Badin’s first sports stadium closer to reality

School has raised $11 million of $15 million goal to help transform campus.

At the start of this new year, the funding finish line is closer for Badin High School and the dream of building its first, on-campus athletic stadium.

Badin officials said last week the latest tallies for the fundraising show $11 million of the school’s $15 million goal has been collected in the ongoing campaign.

The donations from alumni and other supporters of Butler County’s only Catholic high school are already transforming the school campus in western Hamilton.

Credit: Nick Graham

Credit: Nick Graham

This week a new parking lot — phase one of the two-phase athletic complex project — will be opened to students, staff and visitors, said Brian Pendergest, president of the more than half-century old school.

“It’s the largest project and expansion we ever undertaken. The one missing piece to our campus was not having an on-campus, athletic facility,” said Pendergest.

“There is a lot of excitement about the project. And there is a lot of excitement about the direction it’s going and what it will do to unite our campus and our current students, our alumni and our community supporters.”

Since 1966 when Badin opened, the school and its outdoor boys’ and girls’ sports teams have been prep nomads.

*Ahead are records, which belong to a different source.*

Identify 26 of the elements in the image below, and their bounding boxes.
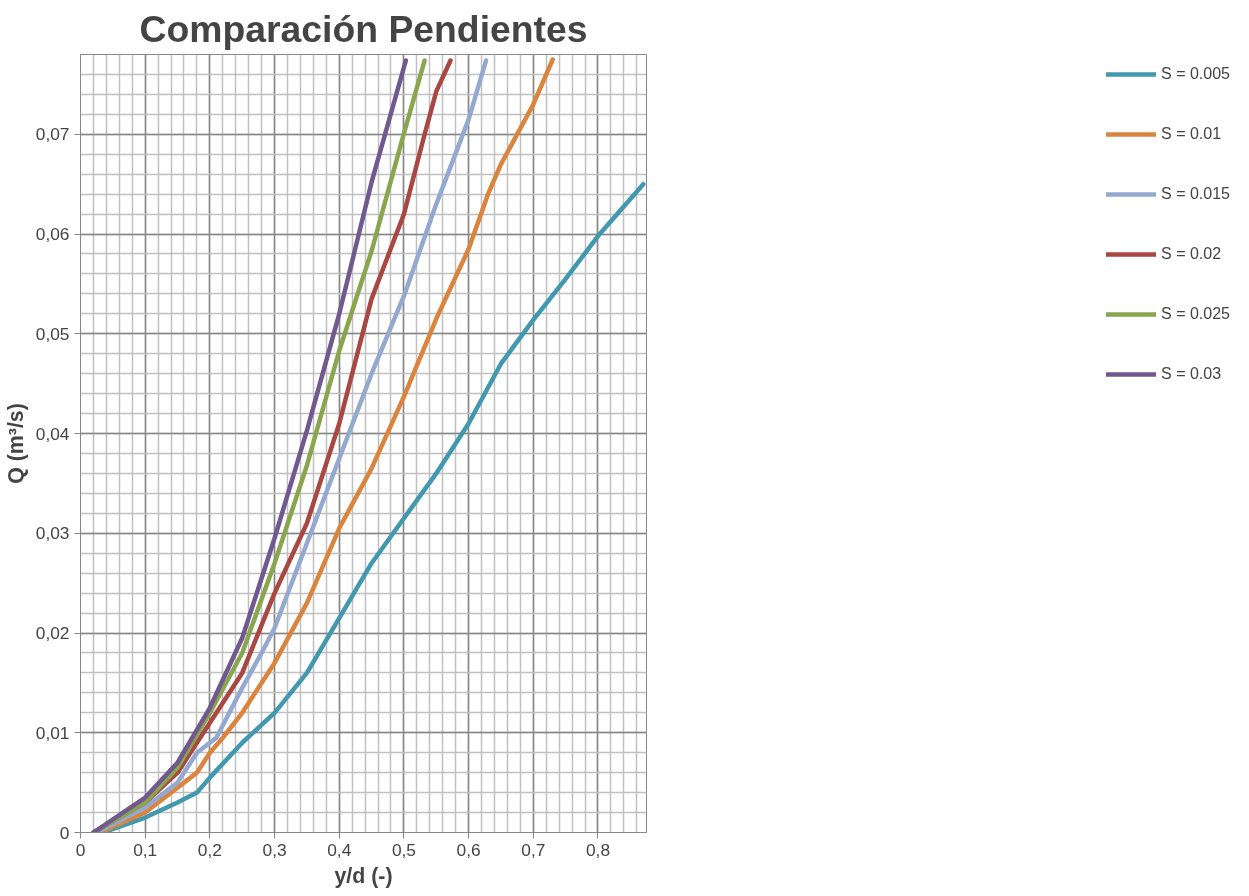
x-tick-label: 0,6 — [456, 839, 481, 860]
legend-label: S = 0.03 — [1161, 365, 1222, 383]
x-tick-label: 0,3 — [262, 839, 287, 860]
y-tick-label: 0,05 — [35, 323, 70, 344]
y-tick-label: 0,06 — [35, 224, 70, 245]
y-tick-label: 0,02 — [35, 623, 70, 644]
legend-label: S = 0.025 — [1161, 305, 1230, 323]
legend-label: S = 0.005 — [1161, 65, 1230, 83]
x-tick-label: 0,4 — [327, 839, 352, 860]
y-tick-label: 0,07 — [35, 124, 70, 145]
x-tick-label: 0,5 — [391, 839, 416, 860]
chart-title: Comparación Pendientes — [139, 7, 588, 50]
x-tick-label: 0,8 — [585, 839, 611, 860]
legend-label: S = 0.015 — [1161, 185, 1230, 203]
legend-label: S = 0.02 — [1161, 245, 1222, 263]
x-axis-title: y/d (-) — [334, 863, 393, 888]
y-tick-label: 0 — [59, 822, 70, 843]
x-tick-label: 0,1 — [133, 839, 158, 860]
legend-label: S = 0.01 — [1161, 125, 1222, 143]
x-tick-label: 0,2 — [197, 839, 222, 860]
y-tick-label: 0,04 — [35, 423, 70, 444]
x-tick-label: 0,7 — [521, 839, 546, 860]
y-axis-title: Q (m³/s) — [3, 403, 28, 484]
x-tick-label: 0 — [75, 839, 86, 860]
y-tick-label: 0,01 — [35, 722, 70, 743]
y-tick-label: 0,03 — [35, 523, 70, 544]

Without a campus playing field, sports stadium or track, Badin was forced to cobble together agreements with neighboring school districts such as Hamilton, Fairfield, Ross and Edgewood and others to rent playing fields for its athletic teams.

But in 2022 Badin officials proposed and won approval from the city of Hamilton allowing them to purchase and re-zone the land for the 343-space parking lot.

And now, ground will soon be broken on the 2,400-seat stadium, sports field, track and athletic complex and its adjacent practice field.

The goal, said Pendergest, is to open the stadium in spring of 2025 with first-ever track meets and other spring semester sporting events.

In southwest Ohio, Moeller High School in northern Hamilton County is the only other Cincinnati Archdiocese high school without an on-campus sports stadium. Purcell Marian High School in Cincinnati recently opened its own.

Badin enrolls more than 700 students from throughout Butler County and other communities in the region.

Among school officials, said Pendergest, “there is a lot of gratitude” for the public’s response to date to the fundraiser.

It’s a tribute, he said, “to our alumni and community members who believe in Badin and the mission of our school.”